This repository houses various resources used in the capstone project for Bangkit Machine Learning. The project aims to develop machine learning models for our application, specifically image classifiers for Gym Equipment.
The model utilizes Convolutional Neural Network (CNN) technology, a robust machine learning approach. This architecture allows the model to efficiently analyze and identify patterns in input data, making it ideal for tasks like image classification. Additionally, we use transfer learning with DenseNet121 to enhance the model's performance.
We are using the following datasets:
- Original Dataset: Gym Equipment Image Dataset from Kaggle, which has been cleaned and expanded using web scraping.
- Cleaned Dataset: Cleaned Dataset on Google Drive.
Utilizes a CNN architecture for accurate image classification:
- Convolutional layer with 3 convulational layers to extract features.
- First layer: 64 filters, kernel size 3x3, ReLU activation, stride 1.
- Second layer: 64 filters, similar settings.
- Third layer: 128 filters, similar settings.
- Adds 3 max pooling layers to downsample feature maps:
- First two use pool size 2x2.
- Third uses pool size 1x1 (minimal downsampling).
- Dense layer: Softmax activation for multi-class classification, with x classes.
- Dropout layer with a rate of 0.5 to reduce overfitting.
- Batch Normalization normalizes activations after dropout for stable and faster training.
- Global Average Pooling replaces fully connected layers for spatial dimension reduction.
- Final dense layer with class_count units and softmax activation for classification.
The dataset used consists of images of gym equipment categorized into 12 classes: bench press, dip bar, dumbbells, elliptical machine, kettlebell, lateral pulldown, leg press machine, pull bar, recumbent bike, stair climber, Swiss ball, and treadmill. To enhance the dataset's diversity and size, data augmentation is applied using TensorFlow's `ImageDataGenerator`.
Key augmentation techniques include:
- Rescaling: Normalizes pixel values by scaling them to a range of 0 to 1.
- Rotation: Rotates images randomly up to 30 degrees.
- Width & Height Shifting: Translates images up to 20% of their width or height.
- Shearing: Applies shear transformations to images.
- Zooming: Randomly zooms images in or out by up to 20%.
- Horizontal Flipping: Randomly flips images horizontally for more variability. These techniques help prevent overfitting and improve model generalization.
The model is trained on augmented datasets for 100 epochs with a batch size of 32. Transfer learning is utilized with the DenseNet121 architecture as the base model, leveraging its pre-trained features to enhance performance on our gym equipment classification task. The augmented dataset, enriched with diverse transformations, helps improve model generalization and robustness.
The trained model is evaluated using the test dataset, providing accuracy and loss scores to measure its performance. Additionally, predictions are generated for the test dataset to showcase the model's classification results. The evaluation includes plotting training and validation loss and accuracy graphs to assess model performance over epochs. A confusion matrix is used to visualize how well the model distinguishes between the 12 gym equipment classes.
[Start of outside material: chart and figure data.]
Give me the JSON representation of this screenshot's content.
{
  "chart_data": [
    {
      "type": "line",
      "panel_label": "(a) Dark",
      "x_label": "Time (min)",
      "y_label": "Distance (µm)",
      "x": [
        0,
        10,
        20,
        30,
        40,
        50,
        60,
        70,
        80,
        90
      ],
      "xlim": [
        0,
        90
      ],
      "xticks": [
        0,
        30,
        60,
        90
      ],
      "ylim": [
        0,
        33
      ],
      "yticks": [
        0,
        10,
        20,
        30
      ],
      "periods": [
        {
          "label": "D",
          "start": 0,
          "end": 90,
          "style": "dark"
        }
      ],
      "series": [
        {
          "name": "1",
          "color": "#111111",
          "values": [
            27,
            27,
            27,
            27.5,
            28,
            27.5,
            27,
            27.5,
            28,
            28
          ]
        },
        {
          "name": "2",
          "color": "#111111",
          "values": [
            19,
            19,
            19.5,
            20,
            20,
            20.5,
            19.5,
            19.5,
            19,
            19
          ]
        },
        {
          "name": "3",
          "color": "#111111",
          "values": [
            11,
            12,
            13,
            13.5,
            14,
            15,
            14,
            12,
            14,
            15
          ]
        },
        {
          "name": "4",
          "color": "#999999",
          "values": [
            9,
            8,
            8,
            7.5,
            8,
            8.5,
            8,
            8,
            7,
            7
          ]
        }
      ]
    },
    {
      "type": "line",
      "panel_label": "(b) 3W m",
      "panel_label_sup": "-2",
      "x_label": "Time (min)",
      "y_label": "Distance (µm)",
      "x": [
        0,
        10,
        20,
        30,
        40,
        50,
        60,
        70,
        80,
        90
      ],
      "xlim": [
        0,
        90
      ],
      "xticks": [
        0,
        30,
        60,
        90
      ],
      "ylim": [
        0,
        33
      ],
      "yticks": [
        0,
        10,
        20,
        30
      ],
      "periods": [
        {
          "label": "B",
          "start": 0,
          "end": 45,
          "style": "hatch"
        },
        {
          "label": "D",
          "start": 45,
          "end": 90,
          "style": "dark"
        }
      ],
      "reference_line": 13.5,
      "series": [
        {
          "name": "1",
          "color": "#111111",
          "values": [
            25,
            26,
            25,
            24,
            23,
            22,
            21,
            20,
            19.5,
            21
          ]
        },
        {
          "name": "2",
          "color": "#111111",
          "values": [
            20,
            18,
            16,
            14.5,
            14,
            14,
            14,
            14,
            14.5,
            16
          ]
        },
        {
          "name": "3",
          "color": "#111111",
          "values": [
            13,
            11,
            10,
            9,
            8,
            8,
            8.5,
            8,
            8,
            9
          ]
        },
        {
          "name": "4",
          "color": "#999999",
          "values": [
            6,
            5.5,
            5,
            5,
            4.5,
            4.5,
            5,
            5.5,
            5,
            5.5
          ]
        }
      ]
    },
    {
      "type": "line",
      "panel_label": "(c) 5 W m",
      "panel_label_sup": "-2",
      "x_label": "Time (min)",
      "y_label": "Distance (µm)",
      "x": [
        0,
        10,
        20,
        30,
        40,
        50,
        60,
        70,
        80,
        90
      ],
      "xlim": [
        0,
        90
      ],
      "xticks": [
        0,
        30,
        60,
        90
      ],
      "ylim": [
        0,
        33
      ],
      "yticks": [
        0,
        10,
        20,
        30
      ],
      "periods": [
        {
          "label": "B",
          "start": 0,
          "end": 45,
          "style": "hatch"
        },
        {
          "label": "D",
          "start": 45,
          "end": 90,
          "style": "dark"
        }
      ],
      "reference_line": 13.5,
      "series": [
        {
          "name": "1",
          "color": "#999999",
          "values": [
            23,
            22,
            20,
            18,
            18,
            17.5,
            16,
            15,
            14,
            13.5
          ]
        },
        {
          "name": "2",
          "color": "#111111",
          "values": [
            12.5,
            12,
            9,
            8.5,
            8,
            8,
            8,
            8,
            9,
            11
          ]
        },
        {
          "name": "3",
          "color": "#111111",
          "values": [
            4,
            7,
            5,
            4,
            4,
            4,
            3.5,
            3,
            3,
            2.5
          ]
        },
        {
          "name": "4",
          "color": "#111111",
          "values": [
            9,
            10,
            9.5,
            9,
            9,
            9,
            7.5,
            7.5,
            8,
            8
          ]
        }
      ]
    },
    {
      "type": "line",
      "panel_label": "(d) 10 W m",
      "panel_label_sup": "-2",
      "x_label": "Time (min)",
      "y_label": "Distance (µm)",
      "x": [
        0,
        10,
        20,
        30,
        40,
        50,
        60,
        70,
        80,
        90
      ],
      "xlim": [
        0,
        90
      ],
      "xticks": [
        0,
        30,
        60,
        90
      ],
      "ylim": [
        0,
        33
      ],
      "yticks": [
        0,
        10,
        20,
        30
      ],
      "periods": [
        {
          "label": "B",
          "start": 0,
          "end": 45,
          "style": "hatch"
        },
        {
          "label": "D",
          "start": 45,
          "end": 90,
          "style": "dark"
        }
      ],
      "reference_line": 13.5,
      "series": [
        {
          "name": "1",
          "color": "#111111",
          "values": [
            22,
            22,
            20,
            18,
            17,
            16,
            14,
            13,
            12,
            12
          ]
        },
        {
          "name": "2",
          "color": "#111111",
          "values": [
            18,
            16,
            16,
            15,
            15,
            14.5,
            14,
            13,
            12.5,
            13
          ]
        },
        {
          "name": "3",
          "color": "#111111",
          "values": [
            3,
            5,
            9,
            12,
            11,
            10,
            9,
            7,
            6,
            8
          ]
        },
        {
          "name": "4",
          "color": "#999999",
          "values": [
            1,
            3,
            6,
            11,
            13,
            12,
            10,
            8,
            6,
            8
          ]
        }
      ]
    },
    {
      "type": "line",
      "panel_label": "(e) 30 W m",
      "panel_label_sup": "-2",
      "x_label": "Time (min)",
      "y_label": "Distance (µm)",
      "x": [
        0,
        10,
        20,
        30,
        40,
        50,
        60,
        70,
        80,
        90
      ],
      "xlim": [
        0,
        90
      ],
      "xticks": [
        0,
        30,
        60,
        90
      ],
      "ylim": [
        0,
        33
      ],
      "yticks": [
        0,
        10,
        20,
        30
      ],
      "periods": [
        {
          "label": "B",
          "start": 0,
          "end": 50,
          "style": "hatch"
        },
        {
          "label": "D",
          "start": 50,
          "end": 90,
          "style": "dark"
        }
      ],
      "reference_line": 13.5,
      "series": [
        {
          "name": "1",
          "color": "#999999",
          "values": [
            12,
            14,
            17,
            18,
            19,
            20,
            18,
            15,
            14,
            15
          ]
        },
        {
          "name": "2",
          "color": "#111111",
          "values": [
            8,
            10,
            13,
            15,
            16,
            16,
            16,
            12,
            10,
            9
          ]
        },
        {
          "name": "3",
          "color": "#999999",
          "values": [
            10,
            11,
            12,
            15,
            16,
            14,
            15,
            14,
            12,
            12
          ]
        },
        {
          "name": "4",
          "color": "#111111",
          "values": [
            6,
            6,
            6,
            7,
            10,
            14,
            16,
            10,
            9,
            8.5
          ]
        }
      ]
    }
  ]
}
Detailed predictions, including the predicted class and confidence scores, are logged for further analysis. The results and trained model are saved for reproducibility.
The trained model is stored in HDF5 format (`gym_model.h5`) for later use. To enable compatibility with Android applications, it is converted into TensorFlow Lite (TFLite) format using the TFLite Converter. The resulting TFLite file, `gym_model.tflite`, is optimized for deployment on devices with limited resources. Additionally, a Flask-based API is developed to serve the `gym_model.h5` file. This API is deployed on Google Cloud Run, leveraging Google Cloud Platform (GCP) for scalable and efficient model hosting.
To run the code, the following libraries are required:
- TensorFlow
- Keras
- NumPy
- Pandas
- Scikit-learn
- Matplotlib
- Seaborn
- IPython
- OS
The chatbot is built using Vertex AI's Soft Fine-Tuning (SFT) feature, enabling domain-specific adaptation of the Gemini-1.0-pro model to gym-related tasks.
- Base Model:
gemini-1.0-pro-002 - Adapter-Based Tuning:
- Adapter size: 4
- Epochs: 4
- Learning rate multiplier: 1.0
- Datasets:
- Training:
data_train.jsonl - Validation:
data_valid.jsonl
- Training:
- Fine-tunes a generative AI model for gym-related tasks.
- Outputs a tuned model and endpoint, ready for integration.
- Scalable deployment on Vertex AI with minimal compute overhead.